Now’s an ideal time for a movie about the Nuremberg trials, especially one that looks at the nature of genocidal evil and what makes monsters into monsters.
Unfortunately, Nuremberg isn’t a movie that honors its subject. It’s sluggish, boring, poorly-paced, not about one of the more interesting angles of the trials, and is bogged down by two central performances that are terrible, despite coming from past Oscar winners.
Nuremberg was written and directed by James Vanderbilt. Best known as a screenwriter, he wrote the great Zodiac, as well as many middling blockbusters, including both Andrew Garfield Spider-Man movies. His lone directorial credit before now was 2015’s Truth, one of the most inexplicable films of the last 25 years. That was about the Dan Rather/Bush National Guard documents scandal, positioned as an Oscar-bait movie, which argued that Rather and producer Mary Mapes were the heroes.
The new film is based on a 2013 book The Nazi and the Psychiatrist, which was about the relationship between psychiatrist Douglas Kelley (Rami Malek) and Herman Goering (Russell Crowe), the high-ranking Nazi who was put on trial at Nuremberg. Kelley wrote two of his own books about the experience, but the source material is Jack El-Hai’s more contemporary book.

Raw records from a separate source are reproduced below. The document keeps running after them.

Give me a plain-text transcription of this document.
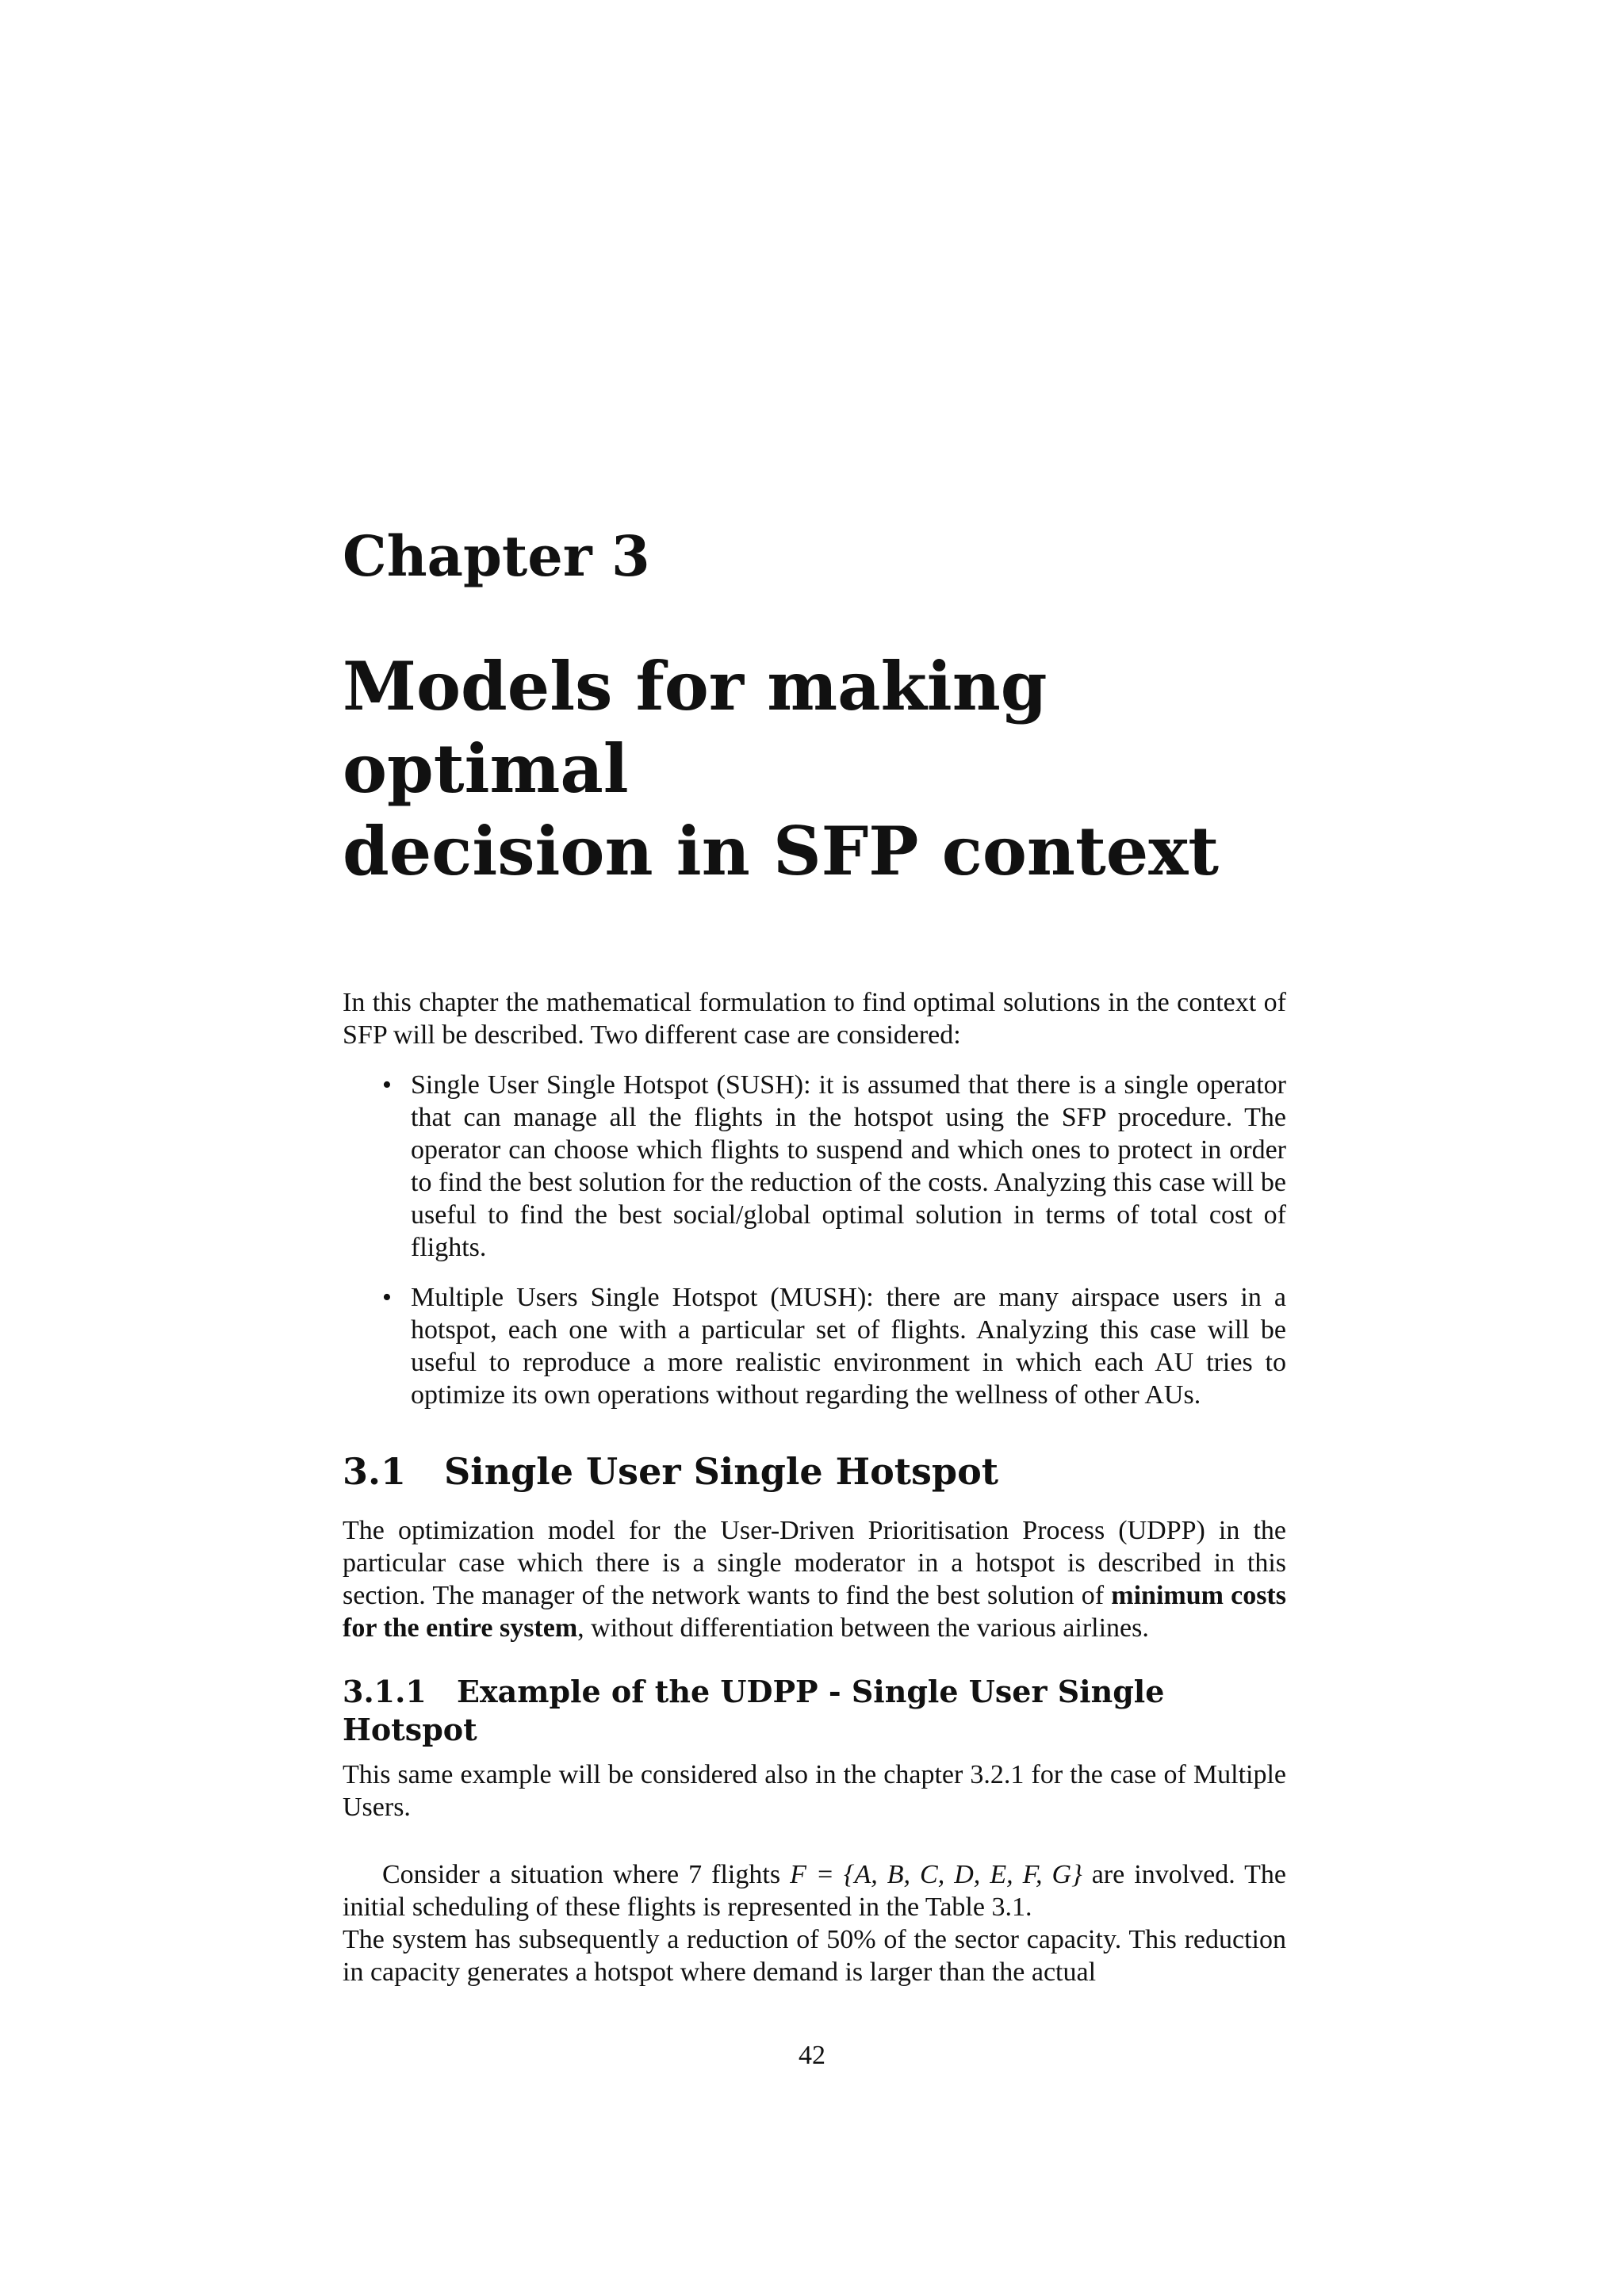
Chapter 3
Models for making optimal
decision in SFP context

In this chapter the mathematical formulation to find optimal solutions in the context of SFP will be described. Two different case are considered:

• Single User Single Hotspot (SUSH): it is assumed that there is a single operator that can manage all the flights in the hotspot using the SFP procedure. The operator can choose which flights to suspend and which ones to protect in order to find the best solution for the reduction of the costs. Analyzing this case will be useful to find the best social/global optimal solution in terms of total cost of flights.
• Multiple Users Single Hotspot (MUSH): there are many airspace users in a hotspot, each one with a particular set of flights. Analyzing this case will be useful to reproduce a more realistic environment in which each AU tries to optimize its own operations without regarding the wellness of other AUs.
3.1 Single User Single Hotspot

The optimization model for the User-Driven Prioritisation Process (UDPP) in the particular case which there is a single moderator in a hotspot is described in this section. The manager of the network wants to find the best solution of minimum costs for the entire system, without differentiation between the various airlines.

3.1.1 Example of the UDPP - Single User Single Hotspot

This same example will be considered also in the chapter 3.2.1 for the case of Multiple Users.

Consider a situation where 7 flights F = {A, B, C, D, E, F, G} are involved. The initial scheduling of these flights is represented in the Table 3.1.

The system has subsequently a reduction of 50% of the sector capacity. This reduction in capacity generates a hotspot where demand is larger than the actual

42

There are numerous other characters, including Michael Shannon and Richard E. Grant as the American and British prosecutors, respectively, both of whom sport some of the best-looking suits you’ve ever seen. Colin Hanks plays a rival psychiatrist, while John Slattery is Burton C. Andrus, the supervisor who distrusts Kelley. Wrenn Schmidt plays a flirty female journalist in a subplot that goes nowhere. But the main trust of the story is the relationship between Kelley and Goering, and it doesn’t work.
The way it starts, Goering uses charm and manipulation to get on the side of his interlocutor, whose job is to make sure the Nazi defendants are both fit to stand trial and don’t kill themselves before justice can be done. That angle is soon dropped, while the idea of Douglas’ ethical considerations is also raised—is it ethical for him to treat a Nazi, and to violate doctor/patient confidentiality in reporting the contents of the sessions to his bosses?—before that’s dropped as well.
Neither Crowe nor Malek are strong, although the performances are bad in different and opposite ways. Crowe overacts, while Malek is practically a nonentity. The latter actor was one of the few things I didn’t hate about Bohemian Rhapsody, but if he isn’t backed by Queen’s music library, Malek isn’t a leading man.
When, in a trial scene, we see death camp footage of dead bodies piled on top of one another, it reminds us that that’s something that matters, while most of what happens in this movie doesn’t. Another trial scene, a faceoff between Shannon and Crowe, is meant as the film’s centerpiece, but that’s a fizzle, too.
There’s one moment that crystallized why this movie’s a dud. A heretofore relatively minor character, Leo Woodall’s Sgt. Howie Triest, delivers a monologue on a train platform that reveals his own personal backstory, and it’s beautiful and powerful. Why isn’t the movie about his story instead?